Advertising Controls What We See



Throughout my twenty-one years I have wondered what this world would be like without all the advertisements. I mean it has taken over shows we watch, it has been integrated into our social media apps and even scattered throughout the Internet and on buildings. I cannot go ten minutes let alone a whole day without seeing an ad for something. Companies and people spend billions and billions of dollars in order to have a lot of ads placed where people would notice them quickly and be interested in it right away. It used to be ads in a newspaper and now with all the rapidly advancing technology it has moved to being digital ads and interrupts what we do online or on an app. 

The ads on social media have been advancing constantly. I can’t scroll through 10 posts on Instagram without having at least one or more advertisements for something. Same goes with Facebook. I see more ads than I do with posts from my family and friends. On Snapchat, when I am watching one of the many stories on the discover page that are not from my friends or family, they have snuck in ads in the middle. So if I am watching a story and it’s in multiple parts there would be an ad just when the story was getting interesting. YouTube is even on the advertisement bandwagon. We can’t even watch a video without there being an ad in the beginning or multiple ones throughout the video which only makes it longer. Sometimes there are more than one ad in before we start the video and maybe they will have the button to skip the ads but not all of the videos do which can get very annoying. The tricky thing with ads that are digital now is that there is some type of algorithm that takes in whatever you have searched or looked at online and the next time you see an ad it will be about or the area of whatever you look or search for online. I was recently looking at a bracelet that can help calm anxiety and once I was done looking at them I went onto Instagram and the company that sold those bracelets were in almost every ad I saw. It only took a couple seconds for the algorithm to spew out all these different ads about the bracelets, the company, or even with other things that lowers anxiety. 

Television shows nowadays are mostly taken up by commercials which are just more forms of advertisements that is suffocating the human race. I mean I have always made the joke saying that thirty minute shows are really like fifteen minutes long because commercials take up the majority of what we actually watch. The commercials are always strategically placed as well. They always appear right when something is about to happen and the audience is left on a cliffhanger or whenever something big happens. This is mainly due to the fact that they know that the viewers are going to keep watching to see what happens to the characters because they need to know what is going to happen before they can go about their lives. However, things have been changing. Now people can pay extra money to have ads removed or they are moving away from cable TV to streaming services like Netflix where there are no ads at all just to be free from all of the marketing tactics. 

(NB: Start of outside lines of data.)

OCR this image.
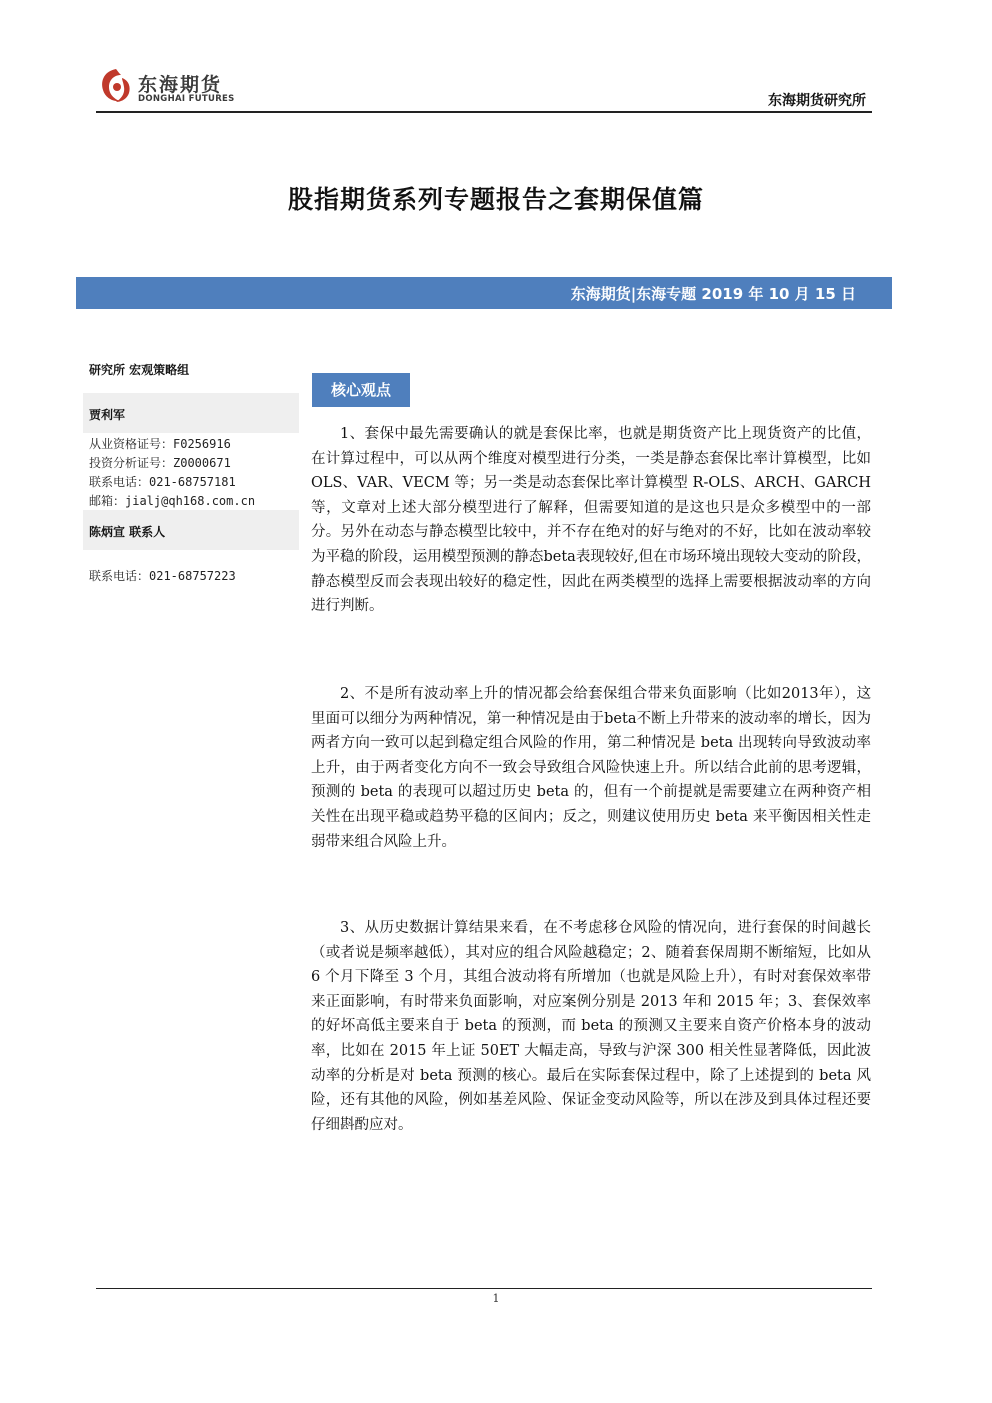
东海期货
DONGHAI FUTURES	东海期货研究所
股指期货系列专题报告之套期保值篇
东海期货|东海专题 2019 年 10 月 15 日
研究所 宏观策略组
贾利军
从业资格证号：F0256916
投资分析证号：Z0000671
联系电话：021-68757181
邮箱：jialj@qh168.com.cn
陈炳宣 联系人
联系电话：021-68757223
核心观点

1、套保中最先需要确认的就是套保比率，也就是期货资产比上现货资产的比值，在计算过程中，可以从两个维度对模型进行分类，一类是静态套保比率计算模型，比如 OLS、VAR、VECM 等；另一类是动态套保比率计算模型 R-OLS、ARCH、GARCH 等，文章对上述大部分模型进行了解释，但需要知道的是这也只是众多模型中的一部分。另外在动态与静态模型比较中，并不存在绝对的好与绝对的不好，比如在波动率较为平稳的阶段，运用模型预测的静态beta表现较好,但在市场环境出现较大变动的阶段，静态模型反而会表现出较好的稳定性，因此在两类模型的选择上需要根据波动率的方向进行判断。

2、不是所有波动率上升的情况都会给套保组合带来负面影响（比如2013年），这里面可以细分为两种情况，第一种情况是由于beta不断上升带来的波动率的增长，因为两者方向一致可以起到稳定组合风险的作用，第二种情况是 beta 出现转向导致波动率上升，由于两者变化方向不一致会导致组合风险快速上升。所以结合此前的思考逻辑，预测的 beta 的表现可以超过历史 beta 的，但有一个前提就是需要建立在两种资产相关性在出现平稳或趋势平稳的区间内；反之，则建议使用历史 beta 来平衡因相关性走弱带来组合风险上升。

3、从历史数据计算结果来看，在不考虑移仓风险的情况向，进行套保的时间越长（或者说是频率越低），其对应的组合风险越稳定；2、随着套保周期不断缩短，比如从 6 个月下降至 3 个月，其组合波动将有所增加（也就是风险上升），有时对套保效率带来正面影响，有时带来负面影响，对应案例分别是 2013 年和 2015 年；3、套保效率的好坏高低主要来自于 beta 的预测，而 beta 的预测又主要来自资产价格本身的波动率，比如在 2015 年上证 50ET 大幅走高，导致与沪深 300 相关性显著降低，因此波动率的分析是对 beta 预测的核心。最后在实际套保过程中，除了上述提到的 beta 风险，还有其他的风险，例如基差风险、保证金变动风险等，所以在涉及到具体过程还要仔细斟酌应对。

1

Cal Newport states in his book Digital Minimalism: Choosing a Focused Life in a Noisy World that the attention economy has become a profitable power in the world and that technology specifically smartphones at big companies like Apple has helped this happen because it has been able to target specific advertisements to specific people. Now with everyone being addicted to their phones and social media in a way, it had allowed digital advertising to grow and grow. 

Digital marketing has become very powerful and it’s all thanks to us as humans and our addiction with technology and our phones especially. According to Cal Newport in his book of Deep Work: Rules for Focused Success in a Distracted World, he states that “the services like email, the Internet, or even all of the social media apps, are engineered to be addictive — robbing time and attention from activities that more directly support your professional and personal goals…” He goes on to mention how we should be using “The Craftsman Approach to Tool Selection which is “to identify the core factors that determine success and happiness in your professional and personal life. Adopt a tool only if its positive impacts on these factors substantially outweigh its negative impacts.” I one thousand percent agree with both statements. The different services that we now have the access to like social media has made us become severely addicted to it and distracting us a lot of the time from the happiness and success we want to get from our careers or anywhere in our personal lives. I cannot see anywhere in the near future where everyone will get rid of the services where it makes their lives worse or have no use of it. Yes, many people have done it but the majority hasn’t and it’s mainly due to their job needing them or FOMO (Fear Of Missing Out) where they are worried they will miss something really big or cool once they get rid of it. In an article called “How Much Time Do People Spend on Social Media,” Evan Asano states “Astonishingly, the average person will spend nearly two hours (approximately 116 minutes) on social media every day, which translates to a total of 5 years and 4 months spent over a lifetime.” That’s a lot of time spent on social media when we could be spending it bettering our lives and it is how the marketing companies get to us with their digital advertisements since they know we spend the majority of our lives on social media. Overall, the advertising industry is hugely successful, powerful, and completely disrupting and annoying in our lives and we have ourselves to thank for it.